A quality clinical trial database is an essential part of any clinical trial. It helps to address challenges such as inaccurate data, lack of quality data, and managing the trial timeline. A well-built database also helps improve collaboration between stakeholders involved in a clinical trial.
Building a clinical trial database can be challenging for any contract research organization (CRO) or academic institution. It requires medical and legal terminology knowledge and familiarity with the different data types commonly collected in these studies. All essential elements must be considered when developing a clinical trial database to guarantee accuracy and completeness.
Here are some of the essential elements to consider when building a quality clinical trial database:
1. Standardization Of Data
Data standardization is one of the biggest challenges facing clinical trial database build. This can make it difficult for researchers to interpret collected information accurately. Thankfully, the Clinical Data Interchange Standards Consortium (CDISC) has developed specific standards for submitting clinical trial data. These standards guarantee that the data collected is consistent and interpretable by everyone on the research team.
One of the biggest standards developed by the CDISC is the Standard of Data Tabulation Model (SDTM), which provides a structure for collecting and organizing data. Under SDTM, controlled terminologies are used as code lists and values for data items in SDTM and outside the CDISC National Cancer Institute (NCI) projects. Understanding controlled medical terminology is essential to ensure the accuracy and completeness of the data collected.
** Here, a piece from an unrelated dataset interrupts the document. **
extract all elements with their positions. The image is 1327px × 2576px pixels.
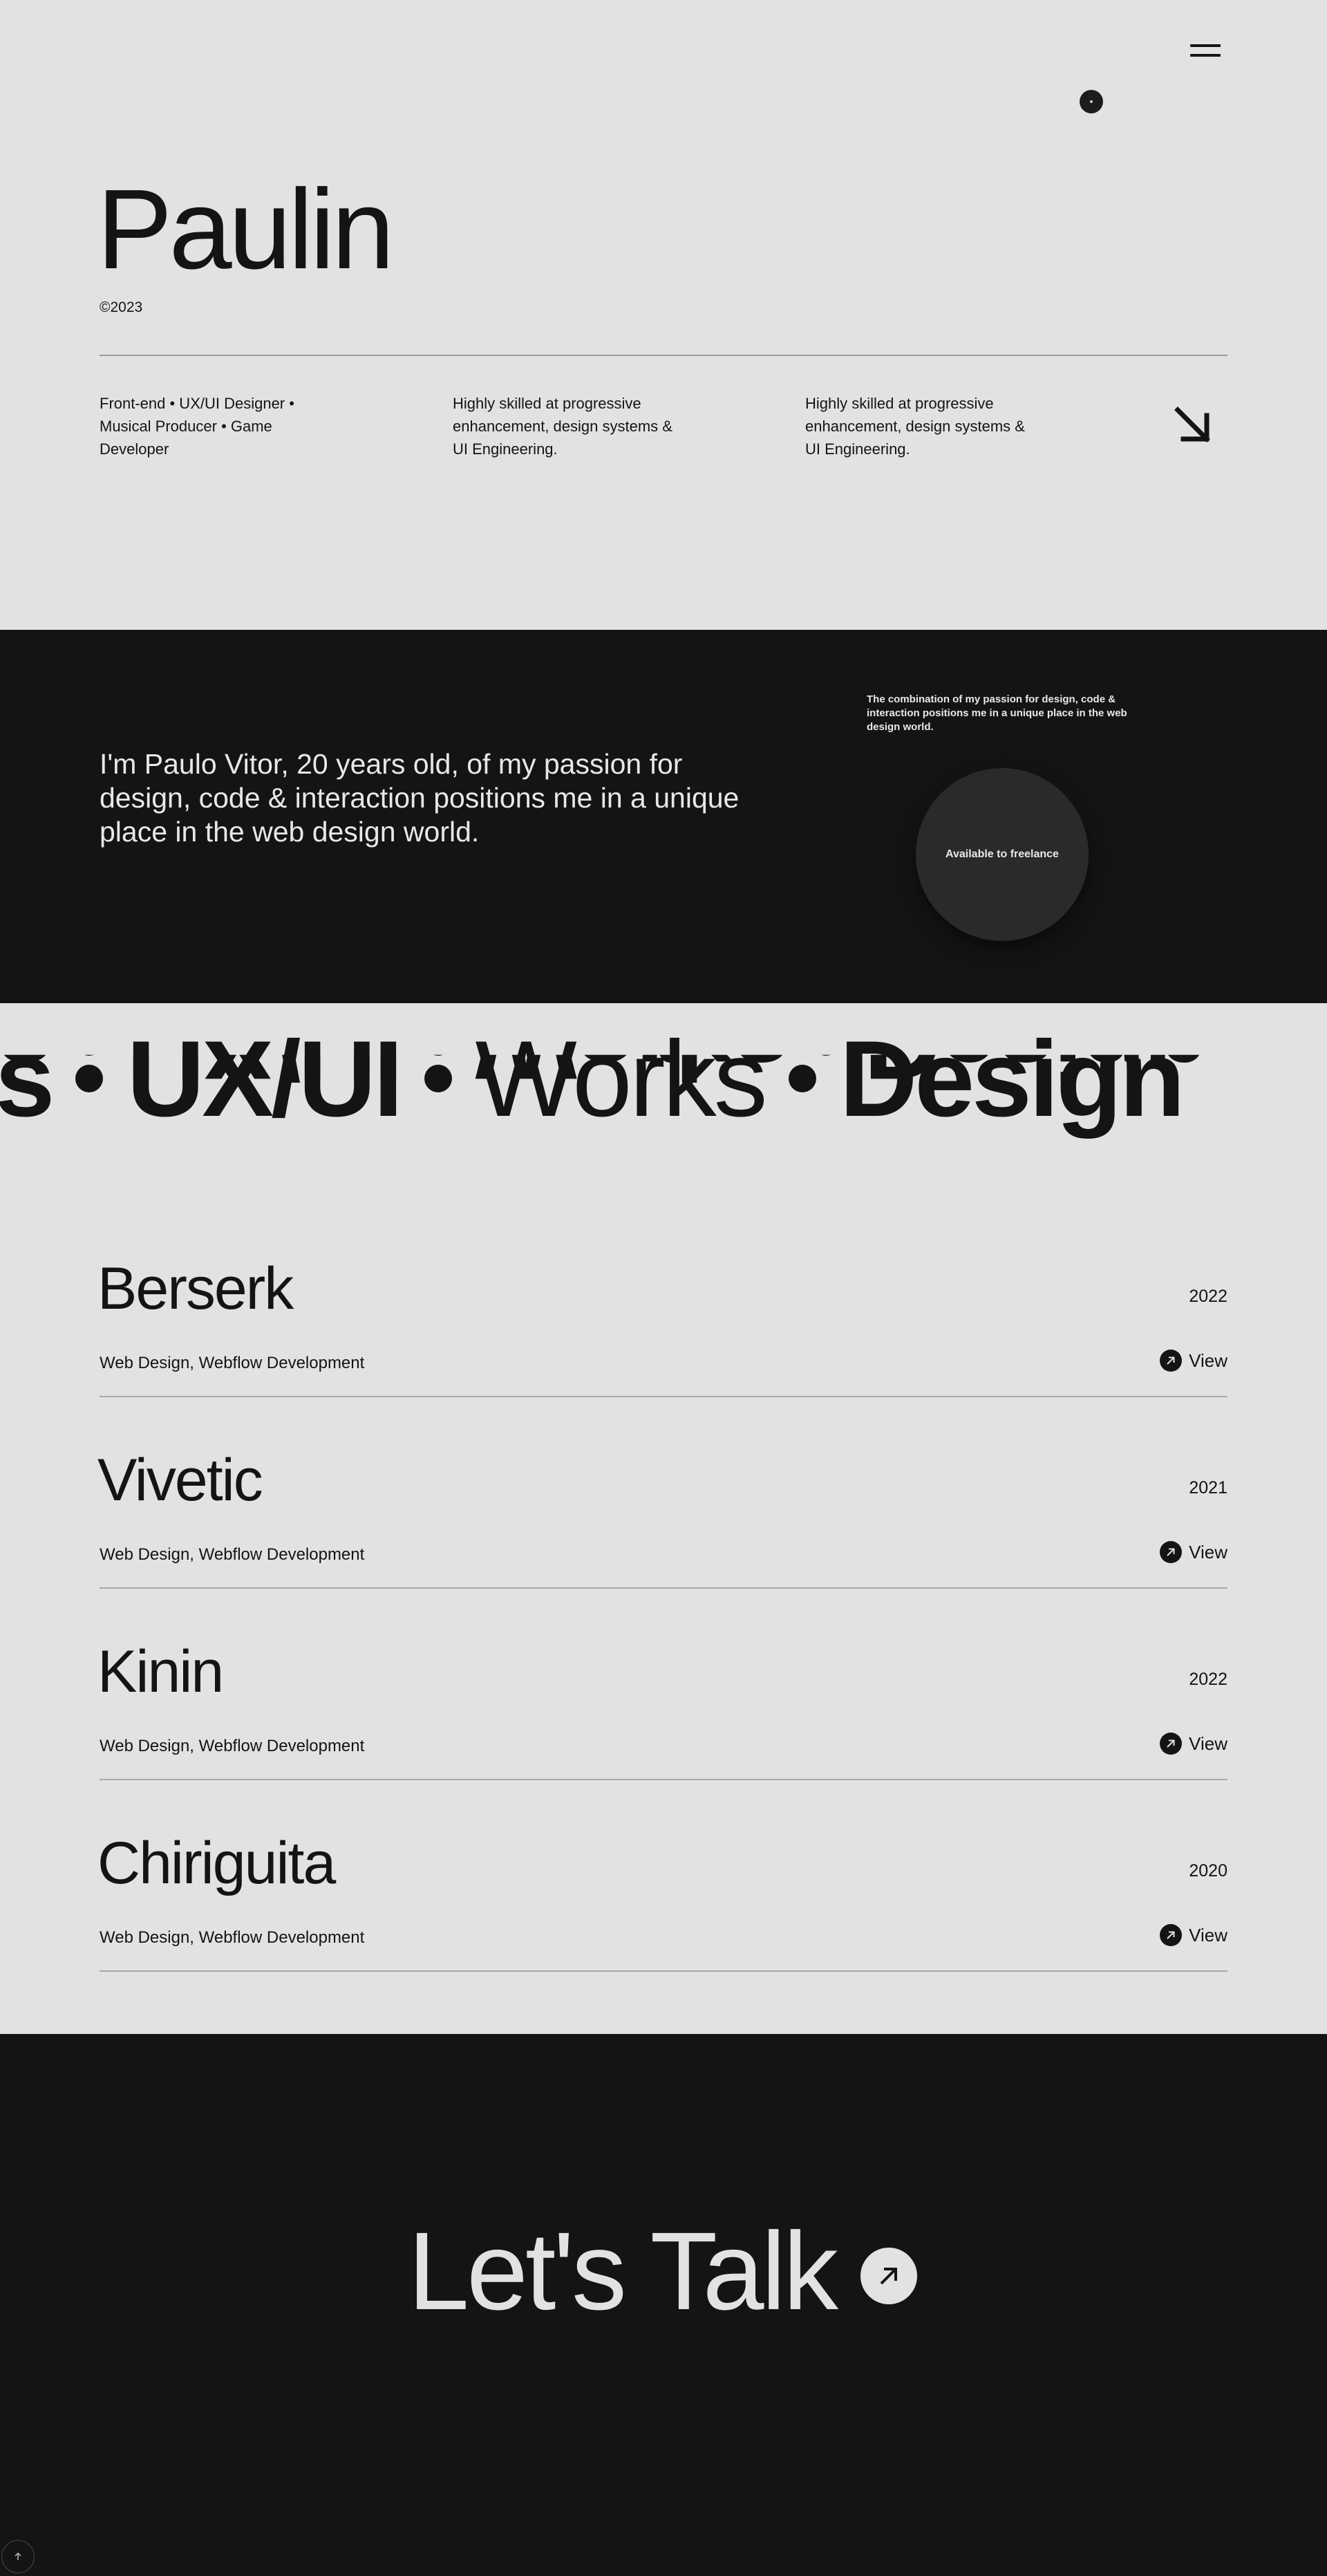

Some of the areas where the controlled terminologies apply include the following:
• Custom Domains: A custom domain is data that doesn’t fit in any SDTM domains but is still vital to the study. Researchers can create custom domains to represent specific data types that must be collected.
• New Terms: Any new terms collected but not included in the existing code list. These new terms should be submitted to the CDISC for review and consideration.
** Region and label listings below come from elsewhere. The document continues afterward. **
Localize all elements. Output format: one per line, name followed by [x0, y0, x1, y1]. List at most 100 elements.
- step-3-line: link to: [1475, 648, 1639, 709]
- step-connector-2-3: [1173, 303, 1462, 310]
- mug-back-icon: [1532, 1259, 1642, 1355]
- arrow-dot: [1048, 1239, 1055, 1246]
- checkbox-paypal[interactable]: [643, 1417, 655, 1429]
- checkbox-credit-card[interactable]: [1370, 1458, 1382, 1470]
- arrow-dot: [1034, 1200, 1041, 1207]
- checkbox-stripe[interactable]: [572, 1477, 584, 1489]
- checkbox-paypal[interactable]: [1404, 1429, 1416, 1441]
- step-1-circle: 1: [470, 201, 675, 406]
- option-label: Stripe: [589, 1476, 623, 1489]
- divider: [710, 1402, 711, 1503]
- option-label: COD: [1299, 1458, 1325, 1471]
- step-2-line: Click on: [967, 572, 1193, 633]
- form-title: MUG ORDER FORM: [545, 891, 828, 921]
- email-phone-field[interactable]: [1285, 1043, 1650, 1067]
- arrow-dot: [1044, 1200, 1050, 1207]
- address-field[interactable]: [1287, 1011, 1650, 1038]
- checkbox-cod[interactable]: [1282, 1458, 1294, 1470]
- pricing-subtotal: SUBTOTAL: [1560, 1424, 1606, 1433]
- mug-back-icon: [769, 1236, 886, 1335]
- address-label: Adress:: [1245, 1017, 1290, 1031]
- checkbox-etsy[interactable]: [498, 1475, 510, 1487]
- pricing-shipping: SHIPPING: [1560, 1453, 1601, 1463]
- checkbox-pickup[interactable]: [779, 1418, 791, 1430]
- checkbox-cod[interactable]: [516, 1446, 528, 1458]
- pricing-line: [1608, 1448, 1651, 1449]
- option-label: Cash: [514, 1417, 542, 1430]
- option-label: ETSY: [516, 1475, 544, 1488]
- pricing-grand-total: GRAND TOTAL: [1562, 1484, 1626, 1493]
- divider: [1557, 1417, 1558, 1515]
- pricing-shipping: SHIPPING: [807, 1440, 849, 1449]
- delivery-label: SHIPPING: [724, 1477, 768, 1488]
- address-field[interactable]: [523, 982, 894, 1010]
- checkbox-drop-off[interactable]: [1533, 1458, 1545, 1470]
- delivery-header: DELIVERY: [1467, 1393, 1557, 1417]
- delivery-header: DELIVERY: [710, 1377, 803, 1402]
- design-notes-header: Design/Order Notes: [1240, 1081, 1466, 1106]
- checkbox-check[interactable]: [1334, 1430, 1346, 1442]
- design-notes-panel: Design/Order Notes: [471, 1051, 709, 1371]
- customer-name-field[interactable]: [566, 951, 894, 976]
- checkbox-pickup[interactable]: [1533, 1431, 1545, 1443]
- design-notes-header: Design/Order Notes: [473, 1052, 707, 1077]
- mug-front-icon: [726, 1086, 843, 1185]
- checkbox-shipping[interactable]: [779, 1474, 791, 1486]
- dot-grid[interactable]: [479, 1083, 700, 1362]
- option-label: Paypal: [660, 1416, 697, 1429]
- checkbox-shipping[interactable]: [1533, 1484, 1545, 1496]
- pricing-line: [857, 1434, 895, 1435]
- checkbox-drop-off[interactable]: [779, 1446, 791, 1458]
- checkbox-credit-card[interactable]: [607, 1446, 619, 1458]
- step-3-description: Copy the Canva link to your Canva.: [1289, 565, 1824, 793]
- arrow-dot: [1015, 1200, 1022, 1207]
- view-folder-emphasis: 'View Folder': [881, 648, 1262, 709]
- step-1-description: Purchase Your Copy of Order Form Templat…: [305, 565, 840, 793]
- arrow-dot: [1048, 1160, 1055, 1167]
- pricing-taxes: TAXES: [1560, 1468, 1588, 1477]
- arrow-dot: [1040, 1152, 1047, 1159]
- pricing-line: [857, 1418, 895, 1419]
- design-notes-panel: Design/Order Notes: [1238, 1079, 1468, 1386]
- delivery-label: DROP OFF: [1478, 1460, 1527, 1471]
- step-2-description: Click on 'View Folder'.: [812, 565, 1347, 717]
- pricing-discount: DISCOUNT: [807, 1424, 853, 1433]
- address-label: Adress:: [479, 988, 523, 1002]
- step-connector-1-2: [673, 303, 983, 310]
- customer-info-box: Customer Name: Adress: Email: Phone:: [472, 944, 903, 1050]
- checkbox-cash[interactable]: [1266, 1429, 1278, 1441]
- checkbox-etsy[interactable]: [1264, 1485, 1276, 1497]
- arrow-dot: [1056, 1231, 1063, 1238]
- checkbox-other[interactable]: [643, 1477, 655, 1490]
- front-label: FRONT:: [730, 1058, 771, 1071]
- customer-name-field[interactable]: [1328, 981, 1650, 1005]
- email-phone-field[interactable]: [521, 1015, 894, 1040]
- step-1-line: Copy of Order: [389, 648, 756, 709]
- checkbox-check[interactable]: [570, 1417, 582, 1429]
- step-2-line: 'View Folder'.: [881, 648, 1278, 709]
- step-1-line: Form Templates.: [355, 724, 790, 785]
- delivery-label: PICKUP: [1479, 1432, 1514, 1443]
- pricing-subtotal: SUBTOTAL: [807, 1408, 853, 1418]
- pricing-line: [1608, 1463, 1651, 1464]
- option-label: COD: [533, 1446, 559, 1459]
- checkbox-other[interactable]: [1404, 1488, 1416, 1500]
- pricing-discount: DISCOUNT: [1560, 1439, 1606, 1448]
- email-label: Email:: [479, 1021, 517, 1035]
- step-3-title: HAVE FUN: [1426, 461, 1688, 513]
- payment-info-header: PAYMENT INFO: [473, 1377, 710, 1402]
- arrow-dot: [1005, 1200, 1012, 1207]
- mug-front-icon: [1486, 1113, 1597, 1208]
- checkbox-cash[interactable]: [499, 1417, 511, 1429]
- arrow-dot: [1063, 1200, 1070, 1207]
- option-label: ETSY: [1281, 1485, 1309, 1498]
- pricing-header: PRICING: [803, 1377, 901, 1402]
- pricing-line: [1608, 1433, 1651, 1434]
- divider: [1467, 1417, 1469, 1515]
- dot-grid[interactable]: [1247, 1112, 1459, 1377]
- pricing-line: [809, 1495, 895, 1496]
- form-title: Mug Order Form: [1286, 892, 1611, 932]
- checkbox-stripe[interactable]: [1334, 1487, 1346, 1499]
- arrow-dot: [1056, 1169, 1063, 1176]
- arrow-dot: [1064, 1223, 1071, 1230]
Controlled terminologies tell you how to submit any data you’ve collected to ensure consistency and accuracy.
2. Plan For Protocol Amendments
Protocol amendments are a significant block in the clinical trial process. Protocol amendments can occur at any stage in the clinical trial and must be accounted for in the database build.
It’s essential to plan when handling protocol amendments as they can drastically alter the data collected and require additional changes to the coding of collected information. For example, if a new drug is added to the study, you must update the data models and code lists to reflect the new medication. Ensuring protocol amendments are adequately tracked and documented is critical when building a quality clinical trial database.
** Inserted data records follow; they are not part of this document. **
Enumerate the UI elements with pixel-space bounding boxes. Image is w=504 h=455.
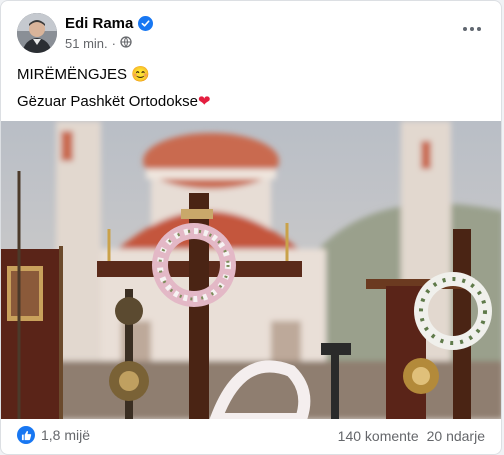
author-name[interactable]: Edi Rama [65,15,133,32]
more-dot-icon [477,27,481,31]
avatar-image [17,13,57,53]
smile-emoji-icon: 😊 [131,66,150,83]
avatar[interactable] [17,13,57,53]
meta-separator: · [111,36,116,51]
globe-icon[interactable] [120,36,132,51]
more-dot-icon [470,27,474,31]
post-time[interactable]: 51 min. [65,36,108,51]
post-text-greeting: MIRËMËNGJES [17,66,128,83]
more-options-button[interactable] [457,19,487,39]
facebook-post: Edi Rama 51 min. · MIRËMËNGJES 😊 Gëzuar … [0,0,502,455]
like-icon [17,426,35,444]
shares-count[interactable]: 20 ndarje [427,428,485,444]
more-dot-icon [463,27,467,31]
post-meta: 51 min. · [65,36,132,51]
reactions-count[interactable]: 1,8 mijë [41,427,90,443]
post-text-wishes: Gëzuar Pashkët Ortodokse [17,93,198,110]
author-name-row: Edi Rama [65,15,154,32]
heart-emoji-icon: ❤ [197,93,211,110]
post-text-line-2: Gëzuar Pashkët Ortodokse❤ [17,92,211,110]
post-header: Edi Rama 51 min. · [17,13,487,55]
verified-badge-icon [138,16,154,31]
post-text-line-1: MIRËMËNGJES 😊 [17,65,150,83]
post-photo[interactable] [1,121,501,419]
post-footer: 1,8 mijë 140 komente 20 ndarje [17,426,485,448]
comments-count[interactable]: 140 komente [338,428,419,444]
easter-crosses-image [1,121,501,419]
engagement-counts: 140 komente 20 ndarje [338,428,485,444]
reactions-summary[interactable]: 1,8 mijë [17,426,90,444]
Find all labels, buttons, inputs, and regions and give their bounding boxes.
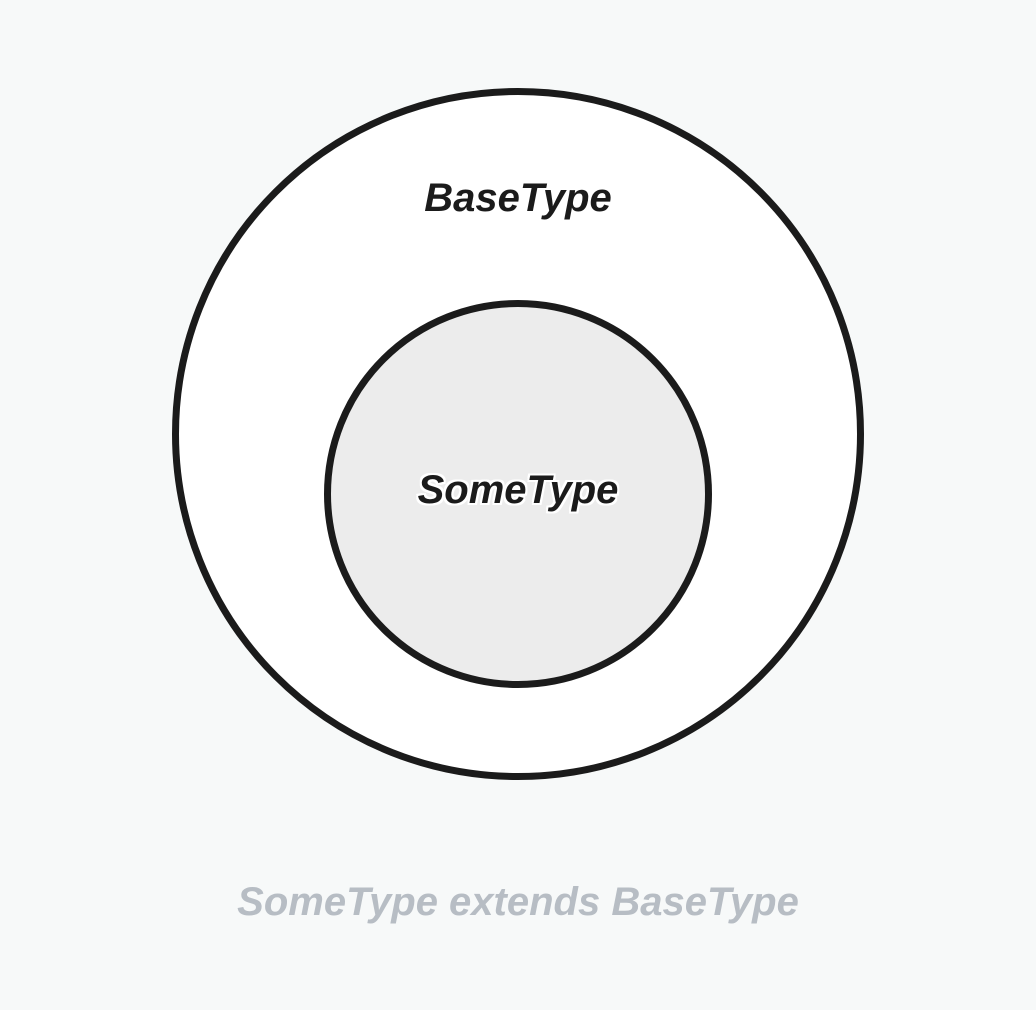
diagram-caption: SomeType extends BaseType <box>0 880 1036 925</box>
outer-circle-label: BaseType <box>0 176 1036 221</box>
inner-circle-label: SomeType <box>0 468 1036 513</box>
diagram-stage: BaseType SomeType SomeType extends BaseT… <box>0 0 1036 1010</box>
Some of the standard protocol amendments include the following:
• New safety information
• Revisions based on FDA comments after the initial submission.
• Modifications based on patients’ demographics and eligibility criteria.
Once you understand when a protocol amendment is likely to occur, updating the database and code list is essential to ensure accuracy.
3. Data Collection Automation
Another essential element of any quality clinical trial database build is data collection automation. This involves developing automated processes for collecting data from different sources, such as patient surveys, laboratory tests, and imaging scans. Automating the data collection process ensures that all data points are consistently collected and accurately represented in the database.
Automating data collection also reduces the workload on clinical trial staff as they won’t have to enter information into the system manually. Additionally, it reduces the cases of errors as every piece of information captured can be directly fed into the database.
Data collection automation can be achieved through clinical data management systems or specialized software tools. Such systems are designed to capture, clean, and standardize data from different sources with minimal effort for clinical trial staff.
4. Invest In Staff Training
While automation is a great way to take the workload from your clinical trial staff, investing in staff training is equally important. Ensuring your team members are fully trained in data-collection techniques and database-building processes is essential. This will help them identify issues before they become major problems with the database build or during the clinical trial process.
Proper staff training can help reduce errors associated with data management in clinical trials. Additionally, it can help teams become more efficient and productive during clinical trials. Thankfully, the Society for Clinical Data Management (SCDM) offers opportunities to connect with other professionals and have tools to learn best practices for data management.
Conclusion
Building a quality clinical trial database requires several steps, including adhering to controlled terminologies, planning protocol amendments, and investing in staff training. Once you know what you need to do, you can start to take steps to build a quality clinical trial database. Ultimately, building a quality clinical trial database is essential for conducting successful clinical trials and ensuring the accuracy of results.